Bay City Officially Celebrates Cool

Wednesday, August 25, 2004

Paul Krepps
(517) 335-4590

$100,000 Grant Awarded to Promote Creative Urban Development

On behalf of Governor Jennifer M. Granholm, Department of Labor and Economic Growth director David Hollister and officials from the Michigan Economic Development Corporation presented a $100,000 grant to the city of Bay City as part of the Governor's Cool Cities pilot program. The program, designed to foster the development of vibrant, attractive cities and urban centers, is a key element of the Governor's overall economic development strategy for Michigan.

"These grants will help bolster local efforts to create more inviting downtown centers that will attract investment and jobs creation," Granholm said. "This funding helps build the momentum of successful urban development and is a great opportunity to bring jobs and investment to Michigan's cool communities."

Bay City will use the Cool Cities funding to help develop a park along a blighted stretch of property next to the Saginaw River. The 5,800 square foot site located at the terminus of Third Street will become Waterfall Park, a pedestrian-only plaza featuring a waterfall and a staging area for public performances. The park will also feature an accessible deck behind the waterfall that extends over the river. 

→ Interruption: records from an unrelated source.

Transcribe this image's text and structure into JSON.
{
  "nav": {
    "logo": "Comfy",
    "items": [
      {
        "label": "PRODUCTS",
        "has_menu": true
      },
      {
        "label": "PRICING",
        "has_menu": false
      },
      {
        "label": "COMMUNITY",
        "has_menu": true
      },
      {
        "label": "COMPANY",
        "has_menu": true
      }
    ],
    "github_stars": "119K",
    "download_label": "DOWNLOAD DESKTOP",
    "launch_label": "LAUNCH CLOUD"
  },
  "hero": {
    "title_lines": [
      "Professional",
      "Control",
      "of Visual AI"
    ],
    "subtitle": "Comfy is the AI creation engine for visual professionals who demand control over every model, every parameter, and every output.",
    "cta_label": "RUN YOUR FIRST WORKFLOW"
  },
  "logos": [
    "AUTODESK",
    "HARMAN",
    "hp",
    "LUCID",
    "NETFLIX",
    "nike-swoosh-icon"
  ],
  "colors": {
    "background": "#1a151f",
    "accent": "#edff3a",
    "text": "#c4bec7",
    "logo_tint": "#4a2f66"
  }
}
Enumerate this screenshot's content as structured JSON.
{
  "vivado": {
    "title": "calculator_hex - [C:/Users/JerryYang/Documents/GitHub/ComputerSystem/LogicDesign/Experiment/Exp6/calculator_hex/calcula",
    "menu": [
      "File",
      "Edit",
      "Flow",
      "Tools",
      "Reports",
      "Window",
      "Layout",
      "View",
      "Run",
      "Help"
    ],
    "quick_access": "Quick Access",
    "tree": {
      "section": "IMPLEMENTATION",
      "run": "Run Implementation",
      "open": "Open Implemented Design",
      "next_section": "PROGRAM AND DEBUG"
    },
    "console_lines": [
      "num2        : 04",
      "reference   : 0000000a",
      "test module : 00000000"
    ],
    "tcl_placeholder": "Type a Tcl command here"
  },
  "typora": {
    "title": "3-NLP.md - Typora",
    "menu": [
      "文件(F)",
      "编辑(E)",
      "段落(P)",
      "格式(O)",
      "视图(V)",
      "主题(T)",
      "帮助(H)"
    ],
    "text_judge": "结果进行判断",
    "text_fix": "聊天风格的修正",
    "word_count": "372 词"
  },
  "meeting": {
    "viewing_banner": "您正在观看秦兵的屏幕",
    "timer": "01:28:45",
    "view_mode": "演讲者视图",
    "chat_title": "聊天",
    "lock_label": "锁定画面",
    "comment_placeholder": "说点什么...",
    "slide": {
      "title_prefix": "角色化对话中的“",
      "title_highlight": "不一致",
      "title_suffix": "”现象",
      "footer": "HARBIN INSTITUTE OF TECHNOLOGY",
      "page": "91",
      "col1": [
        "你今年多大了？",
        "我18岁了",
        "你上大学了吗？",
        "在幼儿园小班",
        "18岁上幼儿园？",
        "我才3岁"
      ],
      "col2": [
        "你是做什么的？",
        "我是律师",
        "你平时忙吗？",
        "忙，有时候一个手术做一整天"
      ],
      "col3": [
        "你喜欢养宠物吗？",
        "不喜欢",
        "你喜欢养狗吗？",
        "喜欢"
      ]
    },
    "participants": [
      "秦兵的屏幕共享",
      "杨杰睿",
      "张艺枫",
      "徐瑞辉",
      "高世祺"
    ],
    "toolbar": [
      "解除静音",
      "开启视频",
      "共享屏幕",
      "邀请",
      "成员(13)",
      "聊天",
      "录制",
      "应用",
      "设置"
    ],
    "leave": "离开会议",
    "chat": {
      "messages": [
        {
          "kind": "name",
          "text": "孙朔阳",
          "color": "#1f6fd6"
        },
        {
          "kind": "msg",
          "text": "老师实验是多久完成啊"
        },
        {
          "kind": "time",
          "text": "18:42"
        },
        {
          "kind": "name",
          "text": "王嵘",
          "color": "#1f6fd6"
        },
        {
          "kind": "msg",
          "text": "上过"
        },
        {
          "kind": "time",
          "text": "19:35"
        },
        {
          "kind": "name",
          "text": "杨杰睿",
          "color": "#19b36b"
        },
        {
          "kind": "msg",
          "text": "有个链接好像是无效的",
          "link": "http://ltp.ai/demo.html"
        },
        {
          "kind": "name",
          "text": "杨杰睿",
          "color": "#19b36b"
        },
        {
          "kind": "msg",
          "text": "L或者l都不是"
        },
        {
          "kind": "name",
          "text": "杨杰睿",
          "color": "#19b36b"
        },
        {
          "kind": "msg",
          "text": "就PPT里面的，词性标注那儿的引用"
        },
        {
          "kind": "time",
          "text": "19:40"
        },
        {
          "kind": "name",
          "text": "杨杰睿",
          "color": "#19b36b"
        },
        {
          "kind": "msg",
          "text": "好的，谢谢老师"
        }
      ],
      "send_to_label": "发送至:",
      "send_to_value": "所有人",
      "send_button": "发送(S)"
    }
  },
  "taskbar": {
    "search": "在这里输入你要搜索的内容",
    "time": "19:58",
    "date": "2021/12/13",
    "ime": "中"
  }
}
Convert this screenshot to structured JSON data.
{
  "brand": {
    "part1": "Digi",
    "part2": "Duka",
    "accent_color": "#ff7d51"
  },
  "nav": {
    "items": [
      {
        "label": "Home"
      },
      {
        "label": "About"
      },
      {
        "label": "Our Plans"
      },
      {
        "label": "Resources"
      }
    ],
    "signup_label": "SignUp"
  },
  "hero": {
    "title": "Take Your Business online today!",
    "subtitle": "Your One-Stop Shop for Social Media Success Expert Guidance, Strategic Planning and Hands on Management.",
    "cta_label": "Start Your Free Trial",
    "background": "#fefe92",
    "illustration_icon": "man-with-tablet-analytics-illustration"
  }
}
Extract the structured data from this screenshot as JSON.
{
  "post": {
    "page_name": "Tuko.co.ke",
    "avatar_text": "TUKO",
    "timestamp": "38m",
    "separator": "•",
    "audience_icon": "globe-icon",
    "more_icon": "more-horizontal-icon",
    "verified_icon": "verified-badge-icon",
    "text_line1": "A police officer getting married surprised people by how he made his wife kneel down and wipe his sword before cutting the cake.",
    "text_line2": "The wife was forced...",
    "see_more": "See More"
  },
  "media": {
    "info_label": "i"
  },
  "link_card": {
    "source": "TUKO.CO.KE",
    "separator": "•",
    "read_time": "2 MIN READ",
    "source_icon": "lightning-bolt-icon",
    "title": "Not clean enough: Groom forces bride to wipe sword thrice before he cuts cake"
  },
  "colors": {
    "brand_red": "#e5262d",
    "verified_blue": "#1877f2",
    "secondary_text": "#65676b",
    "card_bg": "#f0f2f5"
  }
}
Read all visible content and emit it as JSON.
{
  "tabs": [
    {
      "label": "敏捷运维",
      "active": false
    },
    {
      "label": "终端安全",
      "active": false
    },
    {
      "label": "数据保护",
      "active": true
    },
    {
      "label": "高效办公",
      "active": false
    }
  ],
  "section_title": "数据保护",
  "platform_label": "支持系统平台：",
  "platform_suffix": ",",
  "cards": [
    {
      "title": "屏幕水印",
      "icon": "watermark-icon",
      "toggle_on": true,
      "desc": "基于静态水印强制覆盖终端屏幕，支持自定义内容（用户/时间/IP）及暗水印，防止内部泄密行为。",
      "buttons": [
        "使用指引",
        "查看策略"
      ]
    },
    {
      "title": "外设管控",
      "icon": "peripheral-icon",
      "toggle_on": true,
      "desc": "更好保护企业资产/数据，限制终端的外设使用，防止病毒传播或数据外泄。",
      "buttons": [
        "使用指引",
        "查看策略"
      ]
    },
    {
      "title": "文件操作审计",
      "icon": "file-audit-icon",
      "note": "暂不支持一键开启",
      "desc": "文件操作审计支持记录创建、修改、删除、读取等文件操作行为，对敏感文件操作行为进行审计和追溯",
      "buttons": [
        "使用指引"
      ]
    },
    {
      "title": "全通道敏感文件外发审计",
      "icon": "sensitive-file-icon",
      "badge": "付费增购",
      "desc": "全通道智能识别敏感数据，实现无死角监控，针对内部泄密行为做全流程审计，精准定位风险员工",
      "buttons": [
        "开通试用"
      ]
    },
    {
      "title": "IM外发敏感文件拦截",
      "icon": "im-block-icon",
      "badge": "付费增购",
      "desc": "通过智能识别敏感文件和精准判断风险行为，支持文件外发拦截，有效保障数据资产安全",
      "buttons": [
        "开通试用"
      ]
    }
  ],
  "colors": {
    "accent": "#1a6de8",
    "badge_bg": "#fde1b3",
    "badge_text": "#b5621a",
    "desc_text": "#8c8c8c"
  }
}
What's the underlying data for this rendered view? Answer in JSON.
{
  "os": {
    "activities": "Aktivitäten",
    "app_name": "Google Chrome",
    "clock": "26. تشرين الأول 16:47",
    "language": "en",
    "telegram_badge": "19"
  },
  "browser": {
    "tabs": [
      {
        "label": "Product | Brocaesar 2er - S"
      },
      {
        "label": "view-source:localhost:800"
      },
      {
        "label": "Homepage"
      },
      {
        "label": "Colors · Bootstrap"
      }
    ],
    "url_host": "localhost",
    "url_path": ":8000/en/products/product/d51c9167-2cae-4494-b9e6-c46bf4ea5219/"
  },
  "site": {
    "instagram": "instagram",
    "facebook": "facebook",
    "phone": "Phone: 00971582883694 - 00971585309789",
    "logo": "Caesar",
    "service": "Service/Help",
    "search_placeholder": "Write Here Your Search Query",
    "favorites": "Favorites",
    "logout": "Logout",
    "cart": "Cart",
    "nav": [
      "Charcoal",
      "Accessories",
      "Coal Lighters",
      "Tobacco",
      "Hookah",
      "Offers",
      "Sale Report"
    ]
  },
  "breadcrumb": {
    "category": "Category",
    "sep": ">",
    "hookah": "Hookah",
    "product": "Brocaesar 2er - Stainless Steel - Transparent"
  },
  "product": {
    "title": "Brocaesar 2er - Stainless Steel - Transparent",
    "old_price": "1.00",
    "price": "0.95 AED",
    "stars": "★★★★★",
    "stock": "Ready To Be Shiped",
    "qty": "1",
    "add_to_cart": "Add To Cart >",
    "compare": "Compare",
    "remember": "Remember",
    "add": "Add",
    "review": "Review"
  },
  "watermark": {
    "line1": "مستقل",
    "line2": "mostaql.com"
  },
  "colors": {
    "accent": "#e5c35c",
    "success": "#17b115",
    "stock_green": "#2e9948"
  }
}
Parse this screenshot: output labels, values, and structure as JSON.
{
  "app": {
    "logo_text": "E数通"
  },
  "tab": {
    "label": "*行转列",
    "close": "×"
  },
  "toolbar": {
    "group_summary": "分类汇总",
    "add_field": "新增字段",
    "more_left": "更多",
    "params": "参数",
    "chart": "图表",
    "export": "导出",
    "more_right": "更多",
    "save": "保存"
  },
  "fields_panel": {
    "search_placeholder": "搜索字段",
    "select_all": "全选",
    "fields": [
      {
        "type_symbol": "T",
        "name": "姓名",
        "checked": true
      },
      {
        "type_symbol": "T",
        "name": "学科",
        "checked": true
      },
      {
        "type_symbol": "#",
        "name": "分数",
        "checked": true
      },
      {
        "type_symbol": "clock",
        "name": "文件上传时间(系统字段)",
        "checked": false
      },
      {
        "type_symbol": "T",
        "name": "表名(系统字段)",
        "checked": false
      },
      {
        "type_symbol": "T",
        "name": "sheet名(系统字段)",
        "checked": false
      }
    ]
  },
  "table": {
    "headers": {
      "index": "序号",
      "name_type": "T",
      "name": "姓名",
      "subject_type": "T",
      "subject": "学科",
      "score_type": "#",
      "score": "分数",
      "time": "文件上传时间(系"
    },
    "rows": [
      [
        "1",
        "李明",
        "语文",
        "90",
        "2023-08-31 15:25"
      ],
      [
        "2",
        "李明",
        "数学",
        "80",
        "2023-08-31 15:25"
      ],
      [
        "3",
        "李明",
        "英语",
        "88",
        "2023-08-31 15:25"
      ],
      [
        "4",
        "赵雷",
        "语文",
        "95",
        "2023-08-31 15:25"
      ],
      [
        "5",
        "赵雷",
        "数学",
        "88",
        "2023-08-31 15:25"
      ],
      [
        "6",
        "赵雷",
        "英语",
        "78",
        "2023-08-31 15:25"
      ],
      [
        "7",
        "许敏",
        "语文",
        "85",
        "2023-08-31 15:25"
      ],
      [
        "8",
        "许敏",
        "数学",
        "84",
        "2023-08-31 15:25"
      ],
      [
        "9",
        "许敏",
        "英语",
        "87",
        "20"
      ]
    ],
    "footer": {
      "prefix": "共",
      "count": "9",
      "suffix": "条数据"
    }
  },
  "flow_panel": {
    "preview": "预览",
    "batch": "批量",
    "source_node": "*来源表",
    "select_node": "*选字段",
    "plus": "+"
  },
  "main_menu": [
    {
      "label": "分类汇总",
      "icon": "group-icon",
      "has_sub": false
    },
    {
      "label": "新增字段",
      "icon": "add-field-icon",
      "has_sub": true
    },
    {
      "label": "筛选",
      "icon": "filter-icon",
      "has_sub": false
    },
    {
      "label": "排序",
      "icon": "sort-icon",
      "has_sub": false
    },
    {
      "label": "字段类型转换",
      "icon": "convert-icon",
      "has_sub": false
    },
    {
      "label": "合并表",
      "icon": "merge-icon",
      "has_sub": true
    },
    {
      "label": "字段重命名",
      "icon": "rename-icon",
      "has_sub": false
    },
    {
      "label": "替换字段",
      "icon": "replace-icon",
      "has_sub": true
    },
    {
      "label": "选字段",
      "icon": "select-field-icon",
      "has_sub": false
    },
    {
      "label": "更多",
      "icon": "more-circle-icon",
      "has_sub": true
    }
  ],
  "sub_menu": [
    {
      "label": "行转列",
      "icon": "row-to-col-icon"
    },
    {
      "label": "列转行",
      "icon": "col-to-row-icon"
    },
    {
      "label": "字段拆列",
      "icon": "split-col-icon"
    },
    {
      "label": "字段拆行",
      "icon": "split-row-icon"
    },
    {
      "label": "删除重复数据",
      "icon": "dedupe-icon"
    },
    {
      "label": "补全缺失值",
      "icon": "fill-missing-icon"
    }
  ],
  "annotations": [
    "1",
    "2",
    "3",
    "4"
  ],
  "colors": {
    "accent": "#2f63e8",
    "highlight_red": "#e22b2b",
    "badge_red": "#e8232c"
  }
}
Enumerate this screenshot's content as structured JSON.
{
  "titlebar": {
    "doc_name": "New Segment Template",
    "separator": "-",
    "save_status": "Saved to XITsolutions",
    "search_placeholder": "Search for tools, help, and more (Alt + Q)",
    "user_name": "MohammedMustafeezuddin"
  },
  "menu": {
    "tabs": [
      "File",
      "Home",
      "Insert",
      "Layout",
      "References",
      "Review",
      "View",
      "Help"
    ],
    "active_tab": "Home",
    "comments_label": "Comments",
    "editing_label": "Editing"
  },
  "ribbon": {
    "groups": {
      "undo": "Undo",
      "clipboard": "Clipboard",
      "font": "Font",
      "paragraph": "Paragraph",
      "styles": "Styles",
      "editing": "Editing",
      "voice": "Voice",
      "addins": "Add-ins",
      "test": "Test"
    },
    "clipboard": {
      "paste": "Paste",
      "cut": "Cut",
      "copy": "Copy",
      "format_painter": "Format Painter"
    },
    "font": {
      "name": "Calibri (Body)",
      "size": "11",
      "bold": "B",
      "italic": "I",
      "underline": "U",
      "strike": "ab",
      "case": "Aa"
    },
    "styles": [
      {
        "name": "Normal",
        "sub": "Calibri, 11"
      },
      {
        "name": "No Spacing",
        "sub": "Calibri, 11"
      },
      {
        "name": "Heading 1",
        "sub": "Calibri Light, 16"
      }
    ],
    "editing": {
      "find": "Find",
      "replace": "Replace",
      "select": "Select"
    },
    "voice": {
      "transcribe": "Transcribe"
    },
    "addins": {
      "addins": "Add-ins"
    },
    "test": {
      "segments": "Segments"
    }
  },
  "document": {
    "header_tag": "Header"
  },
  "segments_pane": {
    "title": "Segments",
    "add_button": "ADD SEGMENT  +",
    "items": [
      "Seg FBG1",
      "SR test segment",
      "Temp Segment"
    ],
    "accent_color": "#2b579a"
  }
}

"Waterfront property is our most precious resource,"said Bay City Deputy City Manager Steve Black. "We are very excited and grateful to receive the Cool Cities designation."

In addition to the state grant, Bay City will have access to a resource toolbox that includes more than 75 of the state's community improvement grant, loan and assistance programs. These resources can be leveraged and strategically directed to revitalization projects that offer the best opportunity for success. 

A multi-agency team reviewed 151 project applications from 112 Michigan communities. Twenty finalists were chosen that demonstrated close partnerships with community organizations and the private sector, and offered the best plans for creating large scale neighborhood or community improvements.

"All of the applications were truly outstanding," Hollister said. "Bay City's unique project will have a positive effect on the community for many years to come."

Teams associated with projects not designated as part of the pilot program are eligible to attend an educational and training session in Lansing later this month. They will meet with representatives from DLEG and MEDC along with the 14 participating state departments to discuss how they can improve their applications for the next round of grants and determine what other resources might be available to them.

"It has been great to work with all the diverse state agencies to make Cool Cities a success," said MEDC President and CEO Don Jakeway. "Pooling our resources and knowledge makes sense. It is one of the best examples of multi-agency cooperation I've seen."

Additional projects designated to receive Cool Cities funding are in Alpena, Detroit, Ferndale, Flint, Grand Rapids, Jackson, Kalamazoo, Marquette, Port Huron, Portland, Saginaw, Saugatuck, Sault Ste. Marie, Traverse City, Warren and Ypsilanti. Detailed information about each project is available at www.coolcities.com.

The Michigan Economic Development Corporation, a partnership between the state and local communities, promotes smart economic growth by developing strategies and providing services to create and retain good jobs and a high quality of life.